The mugshot comes to life. Inside in the driver’s seat spewing aggression at me. Those angry eyes, that evil mouth. I don't hear words, only hatred.
“The hairline, the nose, the eyes, the curvature of lines around the mouth….” I’m shaking now.
“I need you to make a mark showing your choice and sign an affirmation,” the detective says.
I circle the guy’s face and write underneath “This man strongly resembles who assaulted me on 10/20/15.” I sign and date the paper.
One step ahead
“This man is now in jail,” the detective says.
Stunned silence. I’m absorbing his every word.
“Last night he tried to kill his two friends and got picked up in Bristow. He resembled the man you described to deputies yesterday and we asked him, ‘Did you meet a cyclist from New York going across country to California,’ and he said ‘Yeah and I punched him in the face and knocked his bike into the ditch.’”
Soooo the guy I circled admitted he hit me?
The detective explains why. Good ole Franklin wanted to go back to jail to rejoin his prison gang. His resume includes assault and battery of a police officer, kidnapping, possession of a dangerous weapon and burglary. He was on the warpath and wanted to get arrested.
Turns out I was a mid-day table snack. For his blood-thirsty dinner at 8 PM he assaulted a couple, two friends he was living with near where I was attacked. This is where the details get gruesome: with a baseball bat Franklin smacks the woman in the face. She runs to her neighbor’s house for help while he bashes his guy buddy so hard the bat breaks in three pieces. Three pieces! Not finished, he finds a double-sided axe to finish the job, beating him into a bloody pulp.
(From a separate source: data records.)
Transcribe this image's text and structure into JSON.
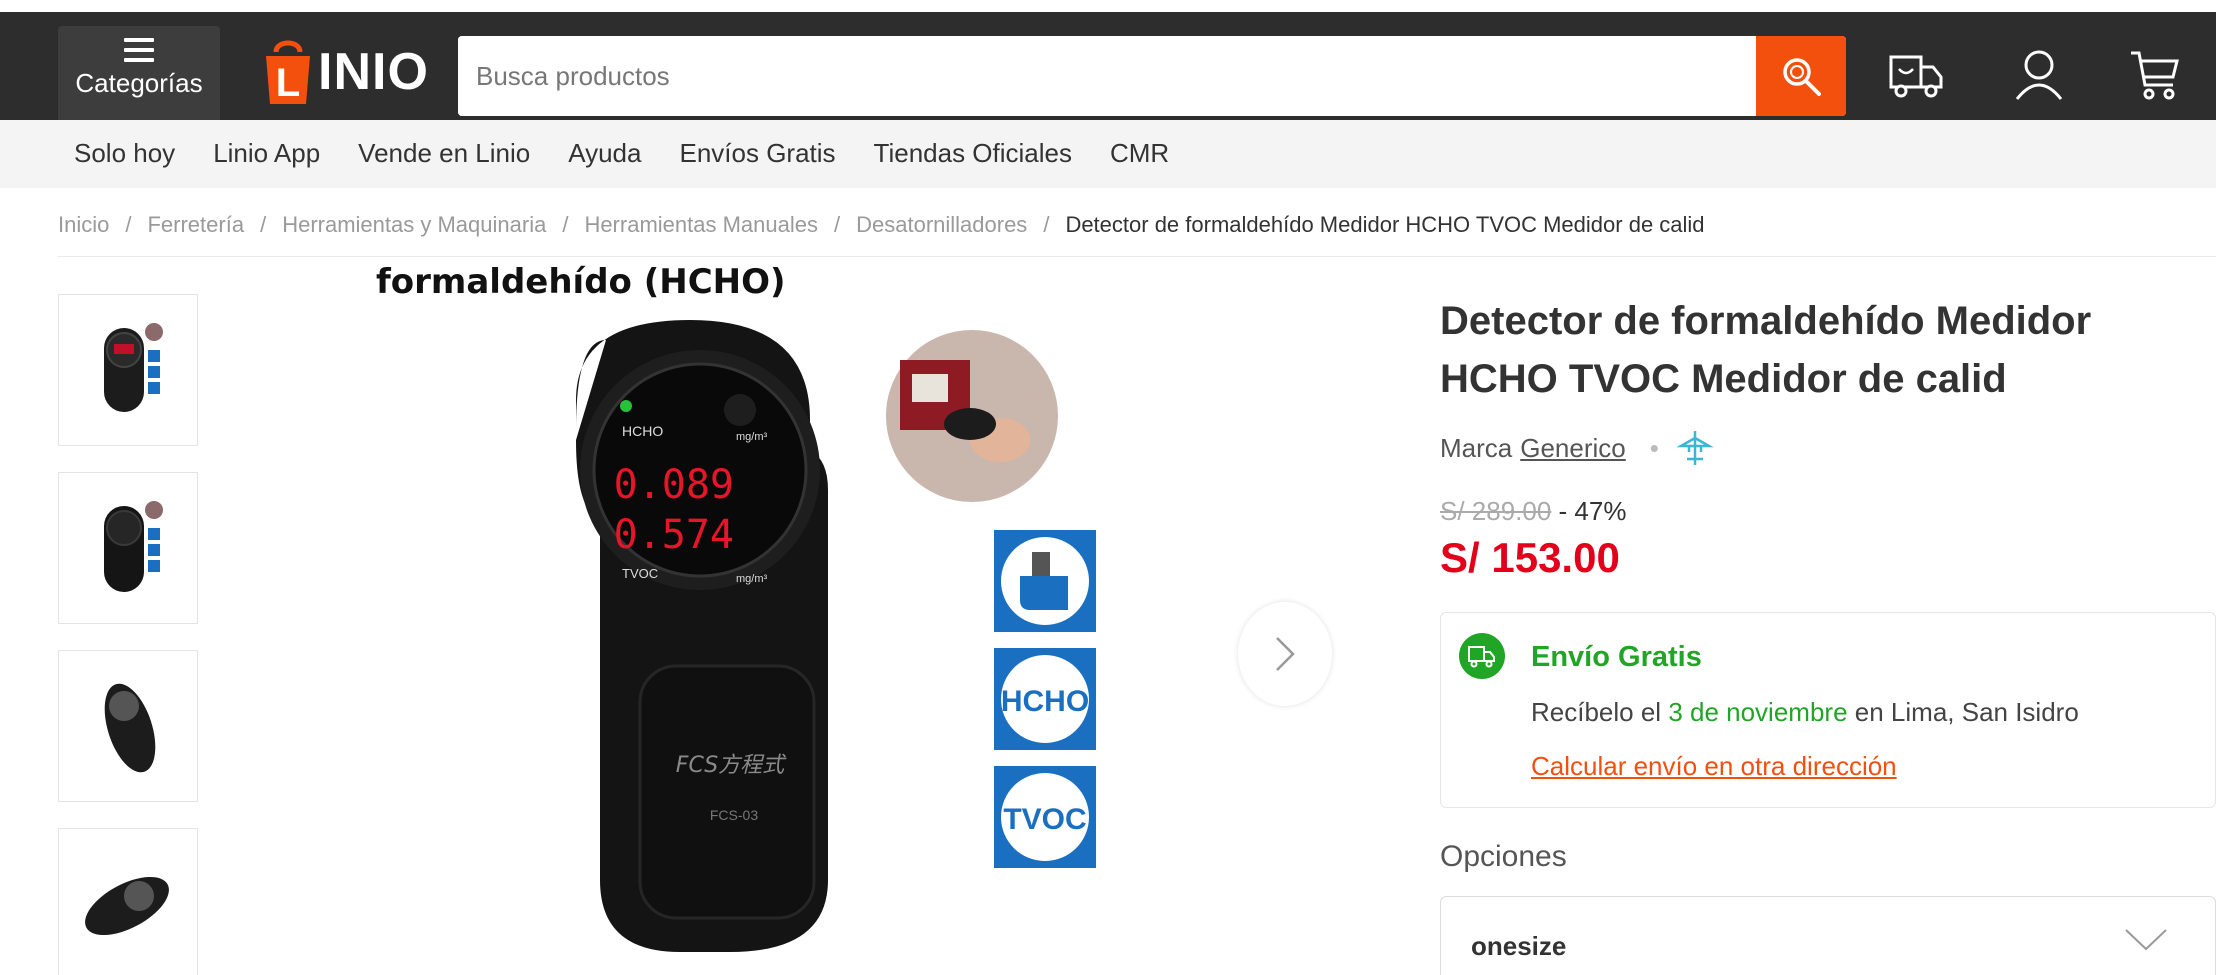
{
  "header": {
    "categories_label": "Categorías",
    "logo_text": "INIO",
    "logo_bag_letter": "L",
    "search_placeholder": "Busca productos",
    "accent_color": "#f34f0d"
  },
  "nav": {
    "items": [
      "Solo hoy",
      "Linio App",
      "Vende en Linio",
      "Ayuda",
      "Envíos Gratis",
      "Tiendas Oficiales",
      "CMR"
    ]
  },
  "breadcrumb": {
    "items": [
      "Inicio",
      "Ferretería",
      "Herramientas y Maquinaria",
      "Herramientas Manuales",
      "Desatornilladores"
    ],
    "separator": "/",
    "current": "Detector de formaldehído Medidor HCHO TVOC Medidor de calid"
  },
  "gallery": {
    "overlay_caption": "formaldehído (HCHO)",
    "device": {
      "label_top": "HCHO",
      "unit": "mg/m³",
      "reading_1": "0.089",
      "reading_2": "0.574",
      "label_bottom": "TVOC",
      "brand_mark": "FCS方程式",
      "model": "FCS-03"
    },
    "badges": [
      "HCHO",
      "TVOC"
    ],
    "thumbnail_count": 4
  },
  "product": {
    "title": "Detector de formaldehído Medidor HCHO TVOC Medidor de calid",
    "brand_prefix": "Marca",
    "brand_name": "Generico",
    "old_price": "S/ 289.00",
    "discount": "- 47%",
    "price": "S/ 153.00",
    "price_color": "#e3001b"
  },
  "shipping": {
    "title": "Envío Gratis",
    "line_prefix": "Recíbelo el",
    "date": "3 de noviembre",
    "line_suffix": "en Lima, San Isidro",
    "calc_link": "Calcular envío en otra dirección",
    "color": "#21a526"
  },
  "options": {
    "label": "Opciones",
    "selected": "onesize"
  }
}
When the neighbor arrives, Franklin points a handgun at him and threatens to kill him—according to the interview below (also on YouTube)—multiple times, a speech pattern consistent with how he bullied me.
Franklin flees in the same pickup I saw and gets picked up a few towns down Route 66. The detective says Franklin was actually disappointed he didn’t kill his friend. When asked if he met a cross-country cyclist from New York earlier in the day, he readily confessed.
I’m baffled yet grateful because now I don’t need to show up for a court hearing. This animal is off the streets and I celebrate with a trip to Tulsa’s Oktoberfest. A good day for me, a good day for society.